Trendy Profits


Alexander Rodriguez

The Civil Rights movement of the 1960’s occurred more than 60 years ago, and yet very little change has come about in terms of equal treatment for black people. However, in terms of taking real action, there is very little to enhance inclusion in a meaningful way. Following the indictment of Derek Chauvin, there has been no significant national or regional movement to address the disparity in treatment of people of color by predominantly white men in uniform. There have been demonstrations and police departments have put together policies, but no real discussion or progress has been made. With light of these situations, a new “trend” has emerged: performative activism. It has become wide-spread among institutions and businesses who use it as a marketing strategy. 


Back in the summer of 2020, as millions across the world protested the death of George Floyd, businesses and marketing analysts were quick to scramble on the spot with colorful infographics and social media posts with the common message of  “Black Lives Matter,” and “We stand with you.” While it’s meaning is wholesome in the moment, it continued to support the status quo of ignorance. Companies’ solidarity with the movement quickly dried up and left customers to boycott the businesses. Some businesses went the extra mile to disclose that they have supported or donated to organizations that help the cause. For the most part, it’s all talk with little to no change actually happening.


Another victim of performative activism is pride month. While most organizations acknowledge the movement, there is little activity that is being done to actually celebrate diversity and ensure that all individuals feel at ease expressing their beliefs within the workplace. Most of the time, it’s brands converting their logo to have a rainbow background and removing it at the end of the month. Rather than these performative and superficial activities, real active social change and acceptance of each person’s values and beliefs are needed. Without a real, entirely agreed upon social reformation movement that encompasses all of these niches, most of the acknowledgements are simply touching the surface and not driving real change. 

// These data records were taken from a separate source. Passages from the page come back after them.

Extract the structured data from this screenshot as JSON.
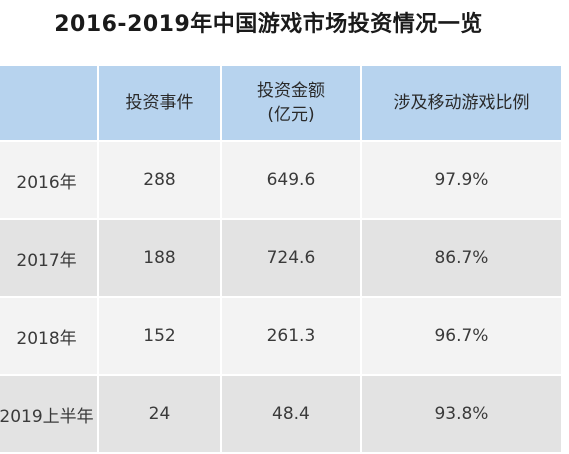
{
  "title": "2016-2019年中国游戏市场投资情况一览",
  "table": {
    "headers": [
      "",
      "投资事件",
      "投资金额\n(亿元)",
      "涉及移动游戏比例"
    ],
    "header_lines": {
      "col1": "投资事件",
      "col2_line1": "投资金额",
      "col2_line2": "(亿元)",
      "col3": "涉及移动游戏比例"
    },
    "rows": [
      {
        "year": "2016年",
        "events": "288",
        "amount": "649.6",
        "mobile_ratio": "97.9%"
      },
      {
        "year": "2017年",
        "events": "188",
        "amount": "724.6",
        "mobile_ratio": "86.7%"
      },
      {
        "year": "2018年",
        "events": "152",
        "amount": "261.3",
        "mobile_ratio": "96.7%"
      },
      {
        "year": "2019上半年",
        "events": "24",
        "amount": "48.4",
        "mobile_ratio": "93.8%"
      }
    ]
  },
  "colors": {
    "header_bg": "#b7d3ee",
    "row_light": "#f3f3f3",
    "row_dark": "#e3e3e3"
  }
}
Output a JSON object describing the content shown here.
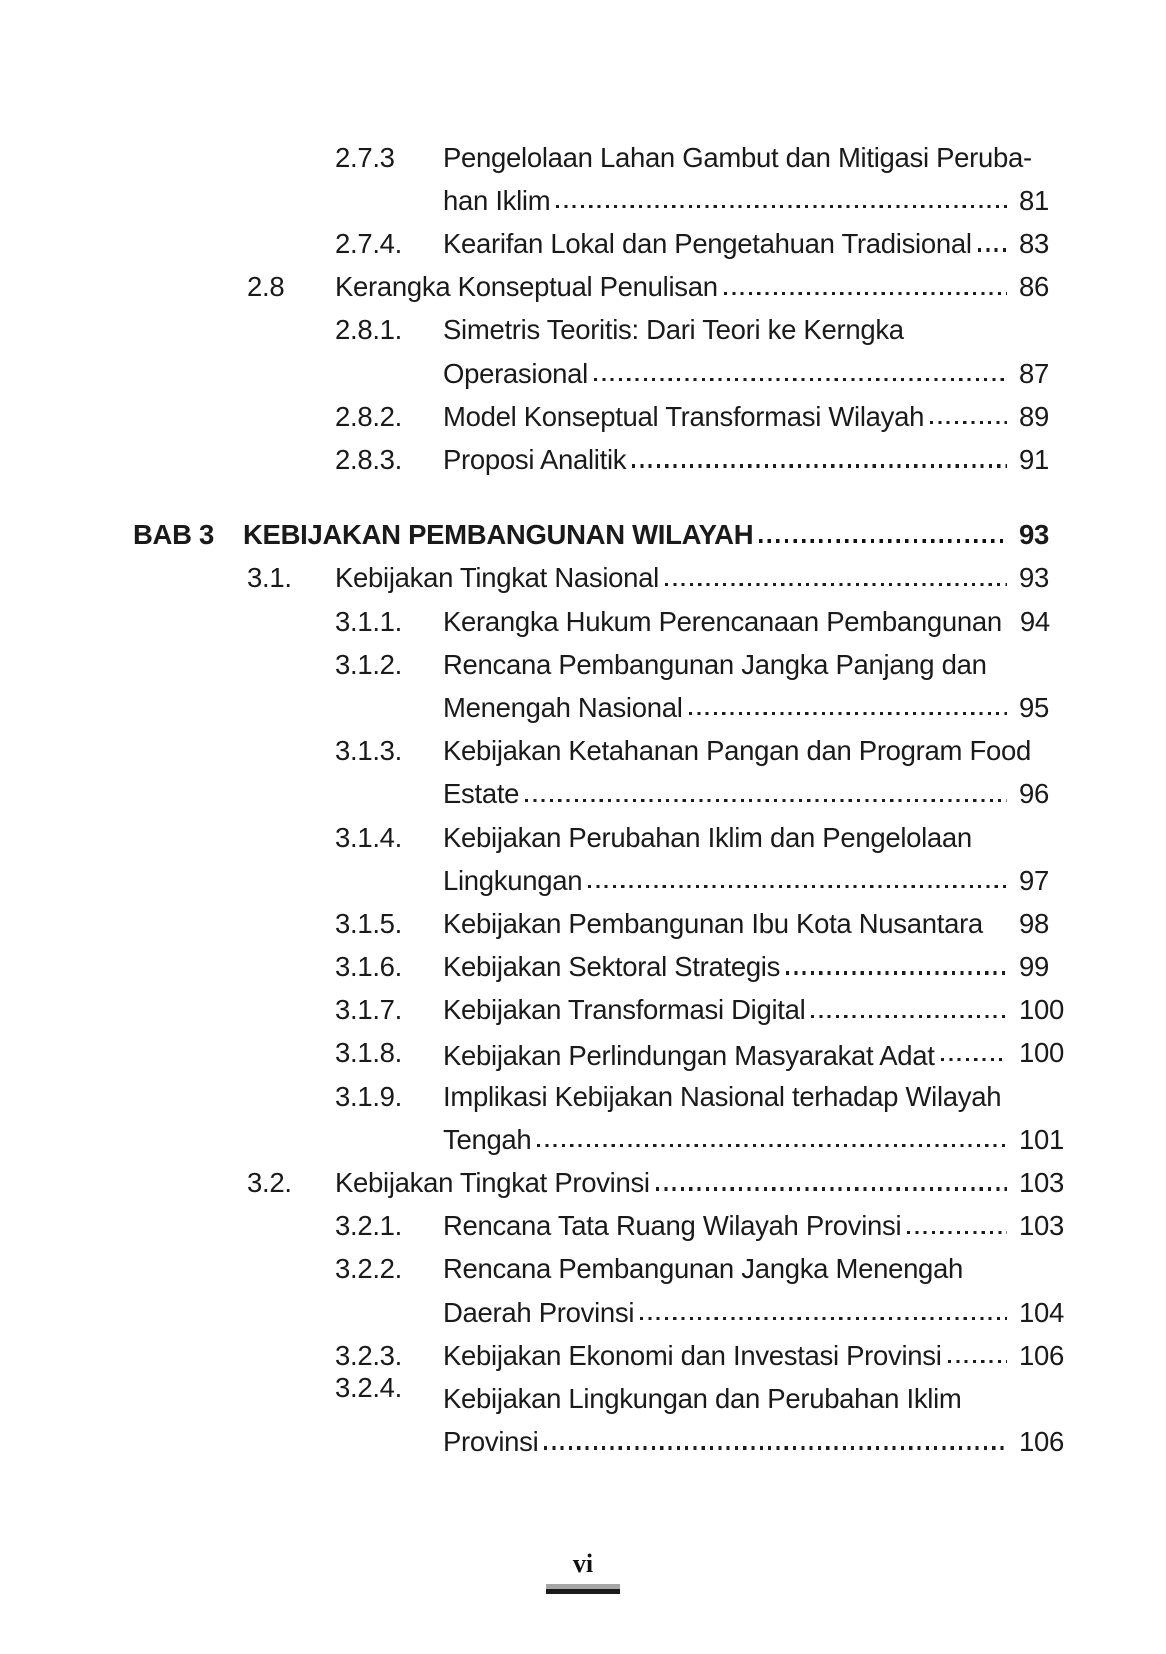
{
  "document": {
    "text_color": "#1a1a1a",
    "background_color": "#ffffff"
  },
  "toc": {
    "rows": [
      {
        "level": "l2",
        "num": "2.7.3",
        "text": "Pengelolaan Lahan Gambut dan Mitigasi Peruba-"
      },
      {
        "level": "cont-l2",
        "text": "han Iklim",
        "leader": true,
        "page": "81"
      },
      {
        "level": "l2",
        "num": "2.7.4.",
        "text": "Kearifan Lokal dan Pengetahuan Tradisional",
        "leader": true,
        "page": "83"
      },
      {
        "level": "l1",
        "num": "2.8",
        "text": "Kerangka Konseptual Penulisan",
        "leader": true,
        "page": "86"
      },
      {
        "level": "l2",
        "num": "2.8.1.",
        "text": "Simetris Teoritis: Dari Teori ke Kerngka"
      },
      {
        "level": "cont-l2",
        "text": "Operasional",
        "leader": true,
        "page": "87"
      },
      {
        "level": "l2",
        "num": "2.8.2.",
        "text": "Model Konseptual Transformasi Wilayah",
        "leader": true,
        "page": "89"
      },
      {
        "level": "l2",
        "num": "2.8.3.",
        "text": "Proposi Analitik",
        "leader": true,
        "page": "91"
      },
      {
        "level": "bab",
        "num": "BAB 3",
        "text": "KEBIJAKAN PEMBANGUNAN WILAYAH",
        "leader": true,
        "page": "93",
        "gap_before": true
      },
      {
        "level": "l1",
        "num": "3.1.",
        "text": "Kebijakan Tingkat Nasional",
        "leader": true,
        "page": "93"
      },
      {
        "level": "l2",
        "num": "3.1.1.",
        "text": "Kerangka Hukum Perencanaan Pembangunan",
        "leader": true,
        "page": "94"
      },
      {
        "level": "l2",
        "num": "3.1.2.",
        "text": "Rencana Pembangunan Jangka Panjang dan"
      },
      {
        "level": "cont-l2",
        "text": "Menengah Nasional",
        "leader": true,
        "page": "95"
      },
      {
        "level": "l2",
        "num": "3.1.3.",
        "text": "Kebijakan Ketahanan Pangan dan Program Food"
      },
      {
        "level": "cont-l2",
        "text": "Estate",
        "leader": true,
        "page": "96"
      },
      {
        "level": "l2",
        "num": "3.1.4.",
        "text": "Kebijakan Perubahan Iklim dan Pengelolaan"
      },
      {
        "level": "cont-l2",
        "text": "Lingkungan",
        "leader": true,
        "page": "97"
      },
      {
        "level": "l2",
        "num": "3.1.5.",
        "text": "Kebijakan Pembangunan Ibu Kota Nusantara",
        "leader": false,
        "page": "98"
      },
      {
        "level": "l2",
        "num": "3.1.6.",
        "text": "Kebijakan Sektoral Strategis",
        "leader": true,
        "page": "99"
      },
      {
        "level": "l2",
        "num": "3.1.7.",
        "text": "Kebijakan Transformasi Digital",
        "leader": true,
        "page": "100"
      },
      {
        "level": "l2",
        "num": "3.1.8.",
        "text": "Kebijakan Perlindungan Masyarakat Adat",
        "leader": true,
        "page": "100",
        "variant": "title-low"
      },
      {
        "level": "l2",
        "num": "3.1.9.",
        "text": "Implikasi Kebijakan Nasional terhadap Wilayah"
      },
      {
        "level": "cont-l2",
        "text": "Tengah",
        "leader": true,
        "page": "101"
      },
      {
        "level": "l1",
        "num": "3.2.",
        "text": "Kebijakan Tingkat Provinsi",
        "leader": true,
        "page": "103"
      },
      {
        "level": "l2",
        "num": "3.2.1.",
        "text": "Rencana Tata Ruang Wilayah Provinsi",
        "leader": true,
        "page": "103"
      },
      {
        "level": "l2",
        "num": "3.2.2.",
        "text": "Rencana Pembangunan Jangka Menengah"
      },
      {
        "level": "cont-l2",
        "text": "Daerah Provinsi",
        "leader": true,
        "page": "104"
      },
      {
        "level": "l2",
        "num": "3.2.3.",
        "text": "Kebijakan Ekonomi dan Investasi Provinsi",
        "leader": true,
        "page": "106"
      },
      {
        "level": "l2",
        "num": "3.2.4.",
        "text": "Kebijakan Lingkungan dan Perubahan Iklim",
        "variant": "num-raised"
      },
      {
        "level": "cont-l2",
        "text": "Provinsi",
        "leader": true,
        "page": "106"
      }
    ]
  },
  "footer": {
    "page_number": "vi",
    "rule_top_color": "#a6a6a6",
    "rule_bottom_color": "#1a1a1a"
  }
}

At the end of the day, businesses and brands care about their bottom line, customer approval. The true message is meaningful but the events after don’t seem to reflect the same message. The lack of action doesn’t reflect their original message that was intended. More often than not, companies utilize and misuse social movements like pride month and the Black Lives Matter movement to their advantage in order to meet customer standards of equitable action.